Dünyaca tanınmış Beethoven, Franz Kafka, Nietzsche, Einstein, Nikola Tesla, Edison, Mozart, Newton, Van Gogh bu kişilerin hepsi otizm tanısı almış kişilerdir.
Otizm başlığı altında otizmin çeşitleri vardır. Bunlar; asperger sendromu, disintegratif bozukluk, rett sendromu, atipik otizmdir.
Asperger sendromunun otizmden farkı, dil gelişiminde sorunlara rastlanmamasıdır.
Disintegratif bozukluk, 2 yaşından sonra başlar ve hızlı bir şekilde gelişimi olumsuz etkiler. Genellikle erkeklerde görülür.
Rett sendromu, 6-18 aylar arasında başlar. Genellikle kızlarda görülür. Kalıtsaldır.
Atipik otizm, otizmin tipik belirtileri görülmez.
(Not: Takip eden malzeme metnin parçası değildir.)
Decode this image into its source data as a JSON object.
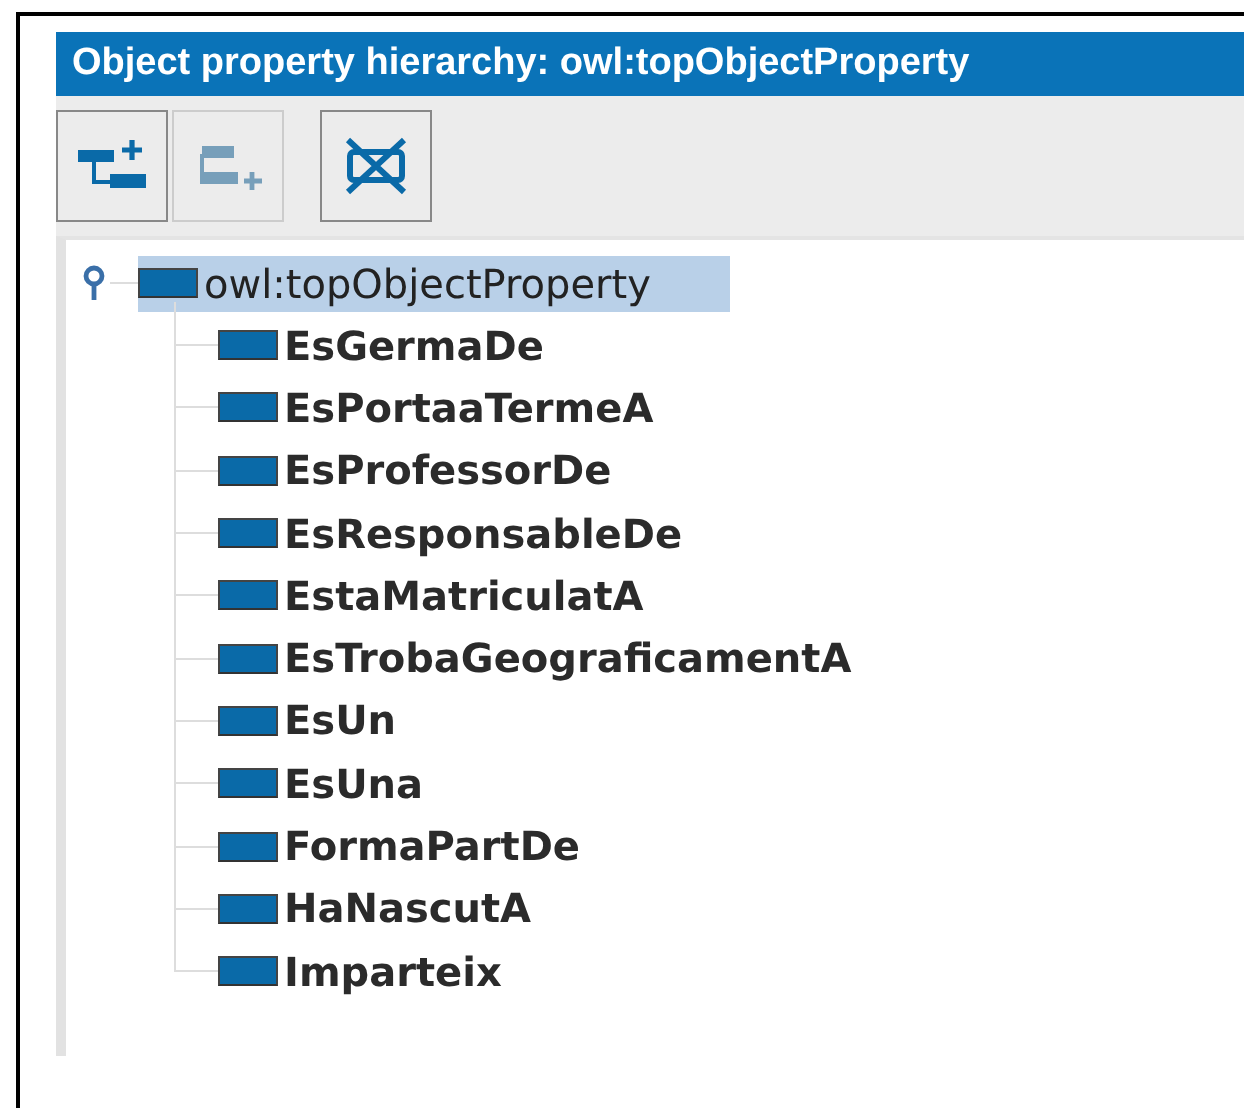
{
  "panel": {
    "title": "Object property hierarchy: owl:topObjectProperty"
  },
  "toolbar": [
    {
      "kind": "add-sub",
      "disabled": false
    },
    {
      "kind": "add-sibling",
      "disabled": true
    },
    {
      "kind": "delete",
      "disabled": false
    }
  ],
  "tree": {
    "label": "owl:topObjectProperty",
    "selected": true,
    "expanded": true,
    "children": [
      {
        "label": "EsGermaDe",
        "selected": false
      },
      {
        "label": "EsPortaaTermeA",
        "selected": false
      },
      {
        "label": "EsProfessorDe",
        "selected": false
      },
      {
        "label": "EsResponsableDe",
        "selected": false
      },
      {
        "label": "EstaMatriculatA",
        "selected": false
      },
      {
        "label": "EsTrobaGeograficamentA",
        "selected": false
      },
      {
        "label": "EsUn",
        "selected": false
      },
      {
        "label": "EsUna",
        "selected": false
      },
      {
        "label": "FormaPartDe",
        "selected": false
      },
      {
        "label": "HaNascutA",
        "selected": false
      },
      {
        "label": "Imparteix",
        "selected": false
      }
    ]
  }
}
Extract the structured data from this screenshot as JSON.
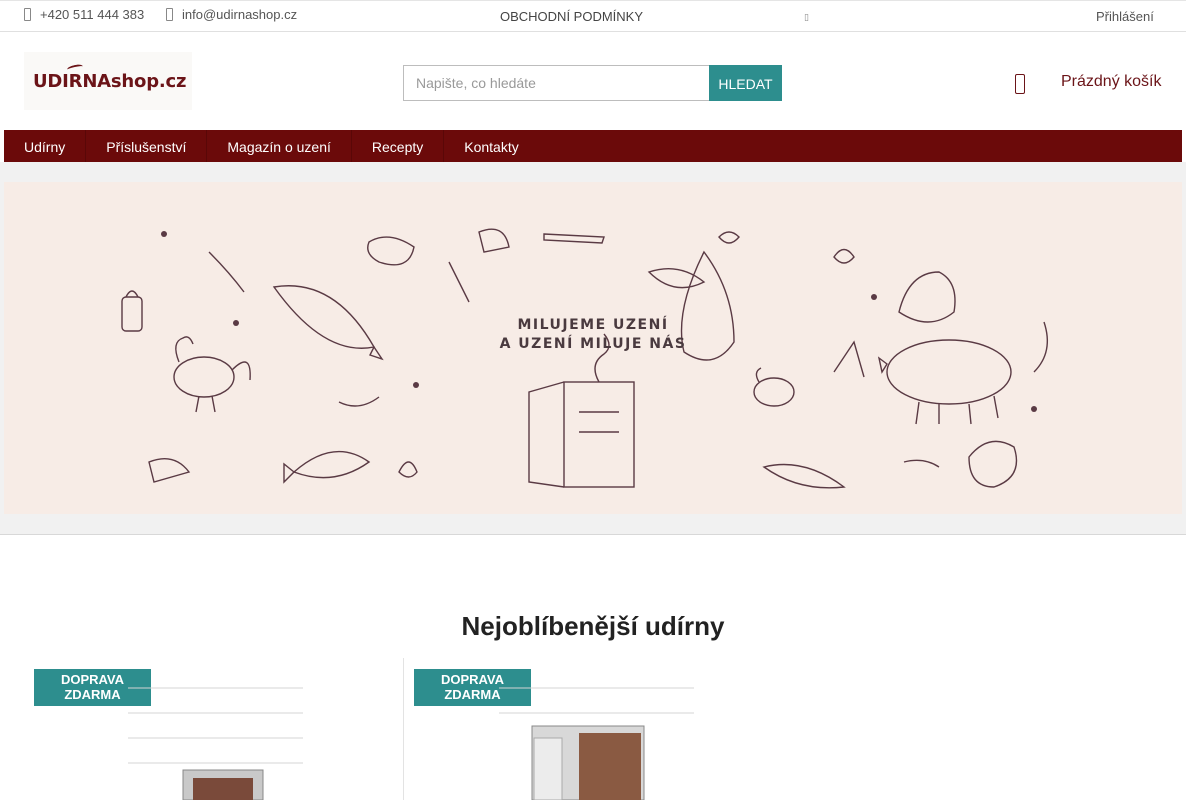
{
  "topbar": {
    "phone": "+420 511 444 383",
    "email": "info@udirnashop.cz",
    "terms": "OBCHODNÍ PODMÍNKY",
    "lang_icon": "",
    "login": "Přihlášení"
  },
  "header": {
    "logo_main": "UDIRNA",
    "logo_suffix": "shop.cz",
    "search_placeholder": "Napište, co hledáte",
    "search_button": "HLEDAT",
    "cart_icon": "cart-icon",
    "cart_text": "Prázdný košík"
  },
  "nav": {
    "items": [
      "Udírny",
      "Příslušenství",
      "Magazín o uzení",
      "Recepty",
      "Kontakty"
    ]
  },
  "hero": {
    "line1": "MILUJEME UZENÍ",
    "line2": "A UZENÍ MILUJE NÁS"
  },
  "products": {
    "title": "Nejoblíbenější udírny",
    "badges": [
      "DOPRAVA ZDARMA",
      "DOPRAVA ZDARMA"
    ]
  },
  "colors": {
    "brand": "#6b0a0a",
    "accent": "#2d8e8e",
    "hero_bg": "#f7ece6",
    "illustration": "#5a3a44"
  }
}
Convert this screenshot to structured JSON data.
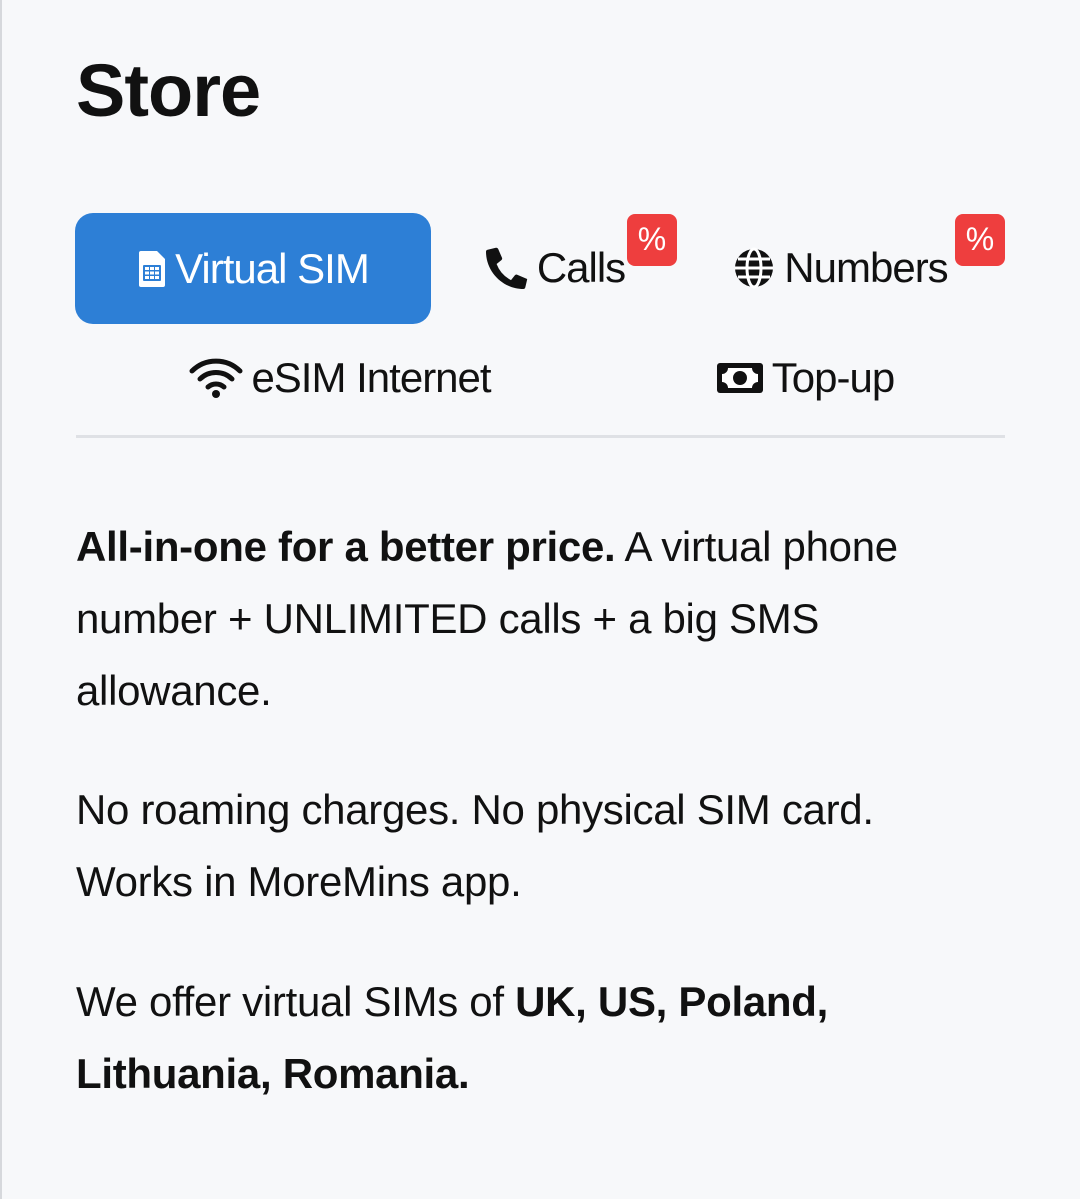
{
  "page": {
    "title": "Store"
  },
  "tabs": [
    {
      "label": "Virtual SIM",
      "icon": "sim-card-icon",
      "active": true
    },
    {
      "label": "Calls",
      "icon": "phone-icon",
      "badge": "%"
    },
    {
      "label": "Numbers",
      "icon": "globe-icon",
      "badge": "%"
    },
    {
      "label": "eSIM Internet",
      "icon": "wifi-icon"
    },
    {
      "label": "Top-up",
      "icon": "money-icon"
    }
  ],
  "content": {
    "p1_bold": "All-in-one for a better price.",
    "p1_rest": " A virtual phone number + UNLIMITED calls + a big SMS allowance.",
    "p2": "No roaming charges. No physical SIM card. Works in MoreMins app.",
    "p3_start": "We offer virtual SIMs of ",
    "p3_bold": "UK, US, Poland, Lithuania, Romania."
  },
  "colors": {
    "accent": "#2d7fd6",
    "badge": "#ee3e3e",
    "background": "#f7f8fa"
  }
}
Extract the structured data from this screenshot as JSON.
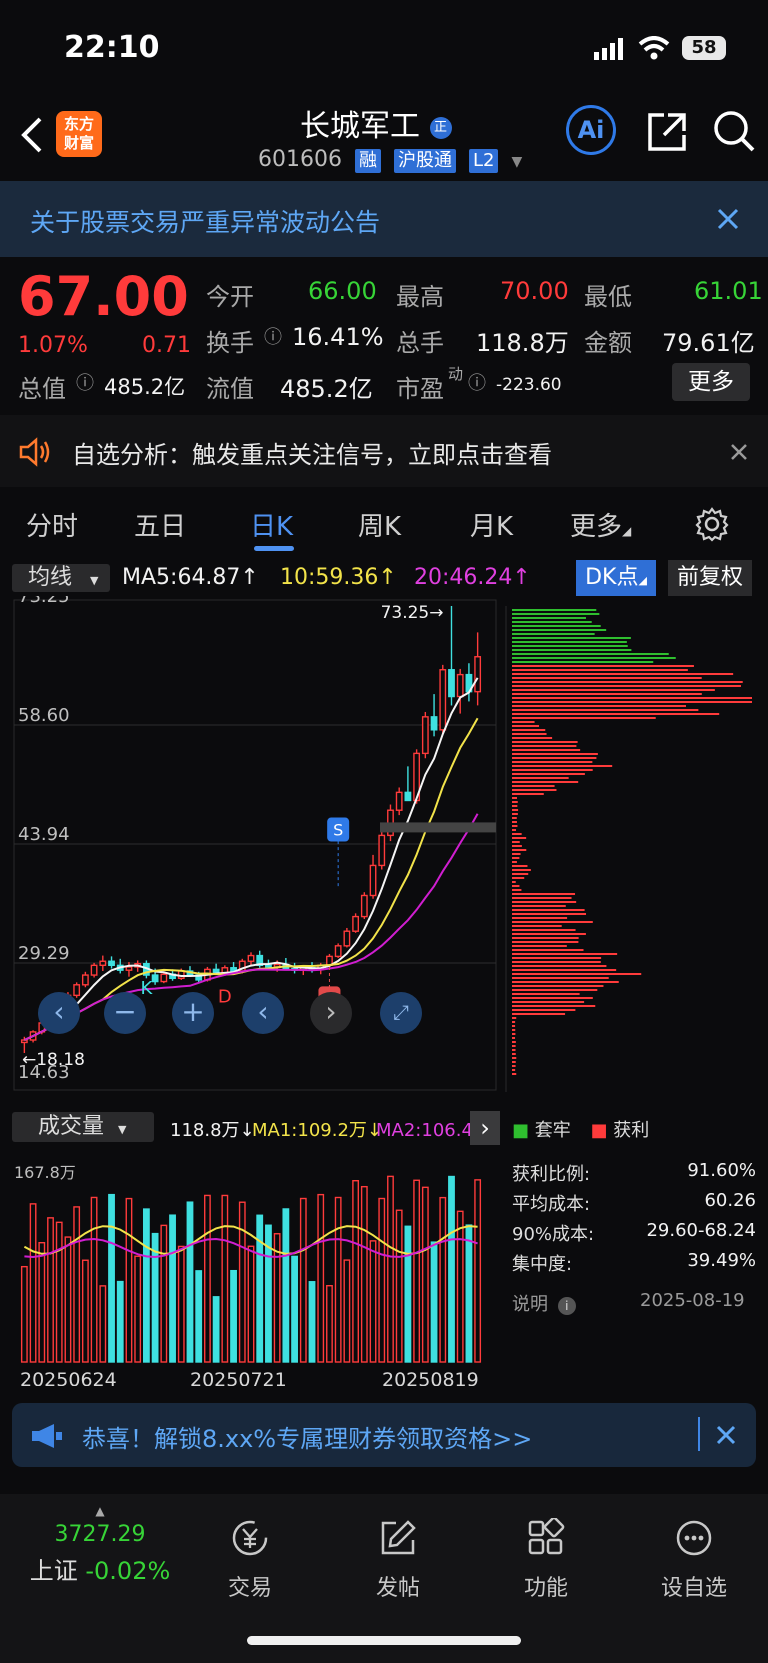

Başka şekilde sınıflandırılamayan bir yaygın gelişimsel bozukluktur.
Otizm, yaşam boyu devam eden bir bozukluk olsa da eğer erken yaşlarda eğitime başlanırsa ileri ki dönemde bu gelişimini olumlu yönde etkileyecektir. Özel eğitim ile bu çocuklar yaşıtlarıyla kaynaştırılmalı ve toplumla iç içe olmaları sağlanmalıdır. Bu konuda okuldaki öğretmenlerin yaklaşımları da çok önemli birleştirici olmalılar, ötekileştiren davranış içinde olmamaları gerekir. Otizm bulaşıcı bir hastalık değildir bu sebeple bu çocuklardan korkmamak gerekir. Özel çocukların da sevgiye, ilgiye ihtiyacı vardır.